Run the build commands line-by-line. Do not move to the next command if the previous one shows an error, fix them before moving on:
cmake --build build -t update_bindings && \
cmake --build build && \
sudo cmake --install build
Verification
After installation, verify that ALL shared objects are correctly compiled and linked inside /root/robotics/ompl-1.6.0/build/lib. (_base.so _control.so _geometric.so _util.so libompl.so libompl.so.1.6.0 libompl.so.17 py_std_function.so). You can print out the linking with:
python3 -c "import ompl; print(ompl.__file__)"
python3 -c "from ompl import base as ob; print(ob.StateSpace.__name__)"
ompl file: /root/robotics/16/ompl-py310/lib/python3.10/site-packages/ompl/__init__.py
ldd /root/robotics/16/ompl-py310/lib/python3.10/site-packages/ompl/util/_util.so
linux-vdso.so.1 (0x00007ffef2de8000)
libompl.so.17 => /root/robotics/16/ompl-py310/lib/libompl.so.17 (0x000015370b180000)
libboost_python310.so.1.74.0 => /lib/x86_64-linux-gnu/libboost_python310.so.1.74.0 (0x000015370b134000)
libpython3.10.so.1.0 => /lib/x86_64-linux-gnu/libpython3.10.so.1.0 (0x000015370ab5d000)
libtriangle-1.6.so => /lib/libtriangle-1.6.so (0x000015370ab3a000)
libboost_serialization.so.1.74.0 => /lib/x86_64-linux-gnu/libboost_serialization.so.1.74.0 (0x000015370aaf8000)
libboost_filesystem.so.1.74.0 => /lib/x86_64-linux-gnu/libboost_filesystem.so.1.74.0 (0x000015370aad6000)
libboost_system.so.1.74.0 => /lib/x86_64-linux-gnu/libboost_system.so.1.74.0 (0x000015370aad1000)
libstdc++.so.6 => /lib/x86_64-linux-gnu/libstdc++.so.6 (0x000015370a8a5000)
libm.so.6 => /lib/x86_64-linux-gnu/libm.so.6 (0x000015370a7be000)
libgcc_s.so.1 => /lib/x86_64-linux-gnu/libgcc_s.so.1 (0x000015370a79e000)
libc.so.6 => /lib/x86_64-linux-gnu/libc.so.6 (0x000015370a575000)
/lib64/ld-linux-x86-64.so.2 (0x000015370b9f0000)

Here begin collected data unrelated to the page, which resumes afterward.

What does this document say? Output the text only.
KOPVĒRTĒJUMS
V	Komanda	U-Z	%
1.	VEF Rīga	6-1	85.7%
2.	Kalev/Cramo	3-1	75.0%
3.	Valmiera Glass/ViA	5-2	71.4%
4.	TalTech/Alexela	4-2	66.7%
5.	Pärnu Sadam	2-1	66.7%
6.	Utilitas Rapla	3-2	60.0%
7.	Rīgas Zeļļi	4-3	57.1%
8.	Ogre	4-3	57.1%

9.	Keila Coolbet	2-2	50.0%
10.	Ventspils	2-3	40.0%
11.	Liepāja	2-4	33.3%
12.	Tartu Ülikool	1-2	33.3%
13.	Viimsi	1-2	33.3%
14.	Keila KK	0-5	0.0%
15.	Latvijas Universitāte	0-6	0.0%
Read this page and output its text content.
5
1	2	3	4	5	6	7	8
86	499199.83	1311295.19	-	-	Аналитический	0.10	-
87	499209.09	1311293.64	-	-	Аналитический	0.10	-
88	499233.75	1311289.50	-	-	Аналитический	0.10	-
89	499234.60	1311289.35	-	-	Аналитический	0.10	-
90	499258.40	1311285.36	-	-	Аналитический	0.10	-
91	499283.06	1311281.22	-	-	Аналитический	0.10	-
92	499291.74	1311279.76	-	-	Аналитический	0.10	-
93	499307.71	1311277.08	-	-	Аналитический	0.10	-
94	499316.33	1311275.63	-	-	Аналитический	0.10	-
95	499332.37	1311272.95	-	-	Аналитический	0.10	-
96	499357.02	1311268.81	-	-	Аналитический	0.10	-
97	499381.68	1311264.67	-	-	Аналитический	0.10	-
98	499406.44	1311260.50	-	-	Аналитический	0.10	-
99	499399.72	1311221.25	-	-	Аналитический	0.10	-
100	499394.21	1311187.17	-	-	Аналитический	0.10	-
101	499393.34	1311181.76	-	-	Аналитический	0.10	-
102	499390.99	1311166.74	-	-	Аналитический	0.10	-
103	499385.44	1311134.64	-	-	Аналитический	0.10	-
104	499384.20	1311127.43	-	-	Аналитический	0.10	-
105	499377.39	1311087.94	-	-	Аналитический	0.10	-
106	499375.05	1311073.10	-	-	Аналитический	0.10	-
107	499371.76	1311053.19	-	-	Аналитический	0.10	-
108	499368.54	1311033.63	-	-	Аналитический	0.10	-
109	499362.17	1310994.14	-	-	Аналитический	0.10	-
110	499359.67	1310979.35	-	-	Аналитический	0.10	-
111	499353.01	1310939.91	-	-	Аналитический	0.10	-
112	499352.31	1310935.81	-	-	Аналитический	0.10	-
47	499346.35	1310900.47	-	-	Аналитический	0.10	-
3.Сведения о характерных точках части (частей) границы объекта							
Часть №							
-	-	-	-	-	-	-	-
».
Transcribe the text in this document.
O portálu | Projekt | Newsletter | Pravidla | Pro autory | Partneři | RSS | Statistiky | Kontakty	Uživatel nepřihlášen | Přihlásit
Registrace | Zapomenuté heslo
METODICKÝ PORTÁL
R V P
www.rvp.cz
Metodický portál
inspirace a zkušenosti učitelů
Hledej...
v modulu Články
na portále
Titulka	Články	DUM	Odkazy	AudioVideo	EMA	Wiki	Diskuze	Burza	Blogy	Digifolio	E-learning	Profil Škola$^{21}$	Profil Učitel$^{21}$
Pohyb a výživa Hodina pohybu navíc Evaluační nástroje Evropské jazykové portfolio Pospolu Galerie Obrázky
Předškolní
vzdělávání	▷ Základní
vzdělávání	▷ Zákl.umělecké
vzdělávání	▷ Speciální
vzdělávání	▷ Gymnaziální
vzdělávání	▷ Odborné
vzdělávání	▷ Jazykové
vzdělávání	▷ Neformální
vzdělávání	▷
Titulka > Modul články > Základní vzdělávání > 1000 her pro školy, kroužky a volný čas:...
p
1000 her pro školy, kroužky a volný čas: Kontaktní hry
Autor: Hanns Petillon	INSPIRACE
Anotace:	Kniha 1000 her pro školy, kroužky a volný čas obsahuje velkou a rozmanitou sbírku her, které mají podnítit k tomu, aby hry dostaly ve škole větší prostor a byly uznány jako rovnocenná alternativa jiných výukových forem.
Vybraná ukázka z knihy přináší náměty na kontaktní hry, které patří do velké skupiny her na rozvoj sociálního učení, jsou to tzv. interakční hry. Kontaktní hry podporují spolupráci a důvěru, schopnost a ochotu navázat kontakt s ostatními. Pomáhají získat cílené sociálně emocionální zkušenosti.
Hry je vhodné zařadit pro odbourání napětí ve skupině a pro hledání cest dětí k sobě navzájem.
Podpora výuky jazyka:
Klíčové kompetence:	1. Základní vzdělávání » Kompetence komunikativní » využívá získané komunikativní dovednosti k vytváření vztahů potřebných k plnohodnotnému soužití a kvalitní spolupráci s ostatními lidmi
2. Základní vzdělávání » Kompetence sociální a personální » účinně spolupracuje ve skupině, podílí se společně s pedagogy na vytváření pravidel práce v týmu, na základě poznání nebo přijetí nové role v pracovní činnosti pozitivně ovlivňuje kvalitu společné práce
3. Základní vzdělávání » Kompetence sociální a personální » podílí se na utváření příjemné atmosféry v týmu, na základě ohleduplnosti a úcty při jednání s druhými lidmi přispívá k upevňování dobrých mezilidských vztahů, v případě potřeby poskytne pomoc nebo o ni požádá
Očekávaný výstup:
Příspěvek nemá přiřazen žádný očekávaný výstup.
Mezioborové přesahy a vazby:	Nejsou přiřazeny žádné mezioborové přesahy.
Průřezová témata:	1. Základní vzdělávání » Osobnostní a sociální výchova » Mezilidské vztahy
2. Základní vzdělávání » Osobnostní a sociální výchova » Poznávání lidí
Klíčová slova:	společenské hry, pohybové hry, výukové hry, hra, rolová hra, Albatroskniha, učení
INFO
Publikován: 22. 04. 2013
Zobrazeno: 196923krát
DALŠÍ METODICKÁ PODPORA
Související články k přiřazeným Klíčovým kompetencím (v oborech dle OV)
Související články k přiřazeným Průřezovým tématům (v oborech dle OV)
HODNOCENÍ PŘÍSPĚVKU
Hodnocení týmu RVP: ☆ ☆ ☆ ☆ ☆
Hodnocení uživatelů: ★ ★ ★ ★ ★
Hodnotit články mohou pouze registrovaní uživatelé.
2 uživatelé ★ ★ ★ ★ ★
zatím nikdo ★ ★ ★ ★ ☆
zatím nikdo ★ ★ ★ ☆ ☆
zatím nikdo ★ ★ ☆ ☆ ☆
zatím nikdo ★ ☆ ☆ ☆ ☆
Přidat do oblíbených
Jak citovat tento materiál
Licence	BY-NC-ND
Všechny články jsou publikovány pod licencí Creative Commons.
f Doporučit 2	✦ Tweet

libexpat.so.1 => /lib/x86_64-linux-gnu/libexpat.so.1 (0x000015370a542000)
libz.so.1 => /lib/x86_64-linux-gnu/libz.so.1 (0x000015370a526000)
Finally, run an official Python demo to confirm everything is operational:
python3 ./demos/RigidBodyPlanning.py
run an official C++ demo
/root/robotics/ompl-1.6.0/build/bin/demo_RigidBodyPlanning
Future Outlook
There is a “New Hope” for OMPL. Key developers are working on a new generation of bindings using LLM agents to bridge the C++/Python gap. This approach promises more “pythonic,” maintainable, and stable bindings in the near future.
Indeed, I am so enthusiastic that I read their technical note: Python Bindings for a Large C++ Robotics Library: The Case of OMPL by Weihang Guo, Theodoros Tyrovouzis, and Lydia E. Kavraki.
The takeaways are 1) use LLM agents that are well-versed in both C++/C and Python, 2) agent fills in the template code with well-meaning contexts, not from scratch, 3) expert review.
In conclusion, I look forward to using their new Python bindings generated by nanobind and AI.